Sunday, April 27, 2014

All I Ask Is That You TRY!

Especially if you are an editor on a small town newspaper. Check all headlines through your assistant editor who is not 70 years old and doesn't have any idea how 'jerking' can be perverted by a giggling mass audience. No longer is it the wholesome hobby of drying meats. Now it is a laughing stock. I hate to see it happen.

Unless of course the article is really about masturbation and some old guy won a contest. Now that is just sick. Their t-shirts all match. Is this some kind of 'jerking' team? How did they ONLY get 38 entries? How did you enter? Did you have to send in a video of you 'jerking' or would just sending in a sample be enough? You would think there were more freaks who would enjoy the completion out there, even in Conover.
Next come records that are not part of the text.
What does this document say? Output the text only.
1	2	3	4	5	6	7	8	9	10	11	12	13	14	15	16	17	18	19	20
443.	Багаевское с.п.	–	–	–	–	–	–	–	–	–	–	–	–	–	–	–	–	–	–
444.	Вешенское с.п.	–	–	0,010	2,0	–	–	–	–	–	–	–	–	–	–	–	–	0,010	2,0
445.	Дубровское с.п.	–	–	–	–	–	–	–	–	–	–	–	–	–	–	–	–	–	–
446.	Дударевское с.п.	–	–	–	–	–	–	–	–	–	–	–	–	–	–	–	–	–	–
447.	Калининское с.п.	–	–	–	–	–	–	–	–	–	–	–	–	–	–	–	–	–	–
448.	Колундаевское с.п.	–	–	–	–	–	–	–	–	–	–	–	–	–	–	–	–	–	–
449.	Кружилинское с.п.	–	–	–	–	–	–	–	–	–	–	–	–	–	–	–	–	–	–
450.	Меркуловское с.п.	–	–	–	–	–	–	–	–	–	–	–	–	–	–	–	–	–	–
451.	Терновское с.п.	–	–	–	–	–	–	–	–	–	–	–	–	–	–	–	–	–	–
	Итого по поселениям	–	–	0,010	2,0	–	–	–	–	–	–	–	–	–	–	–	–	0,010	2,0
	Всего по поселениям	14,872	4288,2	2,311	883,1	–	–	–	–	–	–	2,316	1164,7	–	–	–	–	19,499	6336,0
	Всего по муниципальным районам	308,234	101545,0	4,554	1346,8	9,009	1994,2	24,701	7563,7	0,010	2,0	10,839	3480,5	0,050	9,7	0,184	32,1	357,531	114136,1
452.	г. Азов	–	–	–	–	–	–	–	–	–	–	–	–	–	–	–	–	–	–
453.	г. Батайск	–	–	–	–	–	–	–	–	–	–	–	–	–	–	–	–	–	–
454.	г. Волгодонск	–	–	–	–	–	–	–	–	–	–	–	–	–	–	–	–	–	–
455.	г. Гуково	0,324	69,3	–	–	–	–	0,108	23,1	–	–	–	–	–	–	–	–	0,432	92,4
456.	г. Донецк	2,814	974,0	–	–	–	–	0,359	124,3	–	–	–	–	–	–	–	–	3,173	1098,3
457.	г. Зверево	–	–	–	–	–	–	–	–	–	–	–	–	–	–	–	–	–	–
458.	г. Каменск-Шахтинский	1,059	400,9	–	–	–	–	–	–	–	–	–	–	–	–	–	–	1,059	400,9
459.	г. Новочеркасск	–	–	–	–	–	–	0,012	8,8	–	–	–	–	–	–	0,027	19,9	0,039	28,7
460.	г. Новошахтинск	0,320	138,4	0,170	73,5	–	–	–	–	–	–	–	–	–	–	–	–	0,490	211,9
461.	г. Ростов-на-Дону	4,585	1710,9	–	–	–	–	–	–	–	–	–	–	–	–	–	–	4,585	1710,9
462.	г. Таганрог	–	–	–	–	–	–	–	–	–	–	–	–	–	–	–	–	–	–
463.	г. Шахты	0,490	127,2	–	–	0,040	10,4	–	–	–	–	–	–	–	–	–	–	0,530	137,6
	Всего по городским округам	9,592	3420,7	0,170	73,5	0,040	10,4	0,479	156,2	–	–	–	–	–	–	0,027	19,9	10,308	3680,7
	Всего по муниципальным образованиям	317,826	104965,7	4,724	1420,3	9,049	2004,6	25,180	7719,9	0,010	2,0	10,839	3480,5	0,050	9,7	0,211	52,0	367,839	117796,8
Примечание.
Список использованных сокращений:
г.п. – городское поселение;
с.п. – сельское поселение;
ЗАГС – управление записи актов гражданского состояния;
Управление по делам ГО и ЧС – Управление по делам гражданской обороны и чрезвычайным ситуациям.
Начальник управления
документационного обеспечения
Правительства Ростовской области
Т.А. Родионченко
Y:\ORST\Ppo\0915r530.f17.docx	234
Now if you win the GREAT NORTHER JERK-OFF is there a nation competition where you go up against the best jerkers from the South and the West? Would European jerkers be welcome or is their whole reverse grip thing considered illegal? I can do this all night folks.

Once again I make fine use of my classical education.


Debra She Who Seeks said...

Hard to believe that NO ONE in that town / paper / competition doesn't understand the double entendre. Do such innocents still exist?

Kal said...

I really hope not because they will be exploited by those brighter than they are.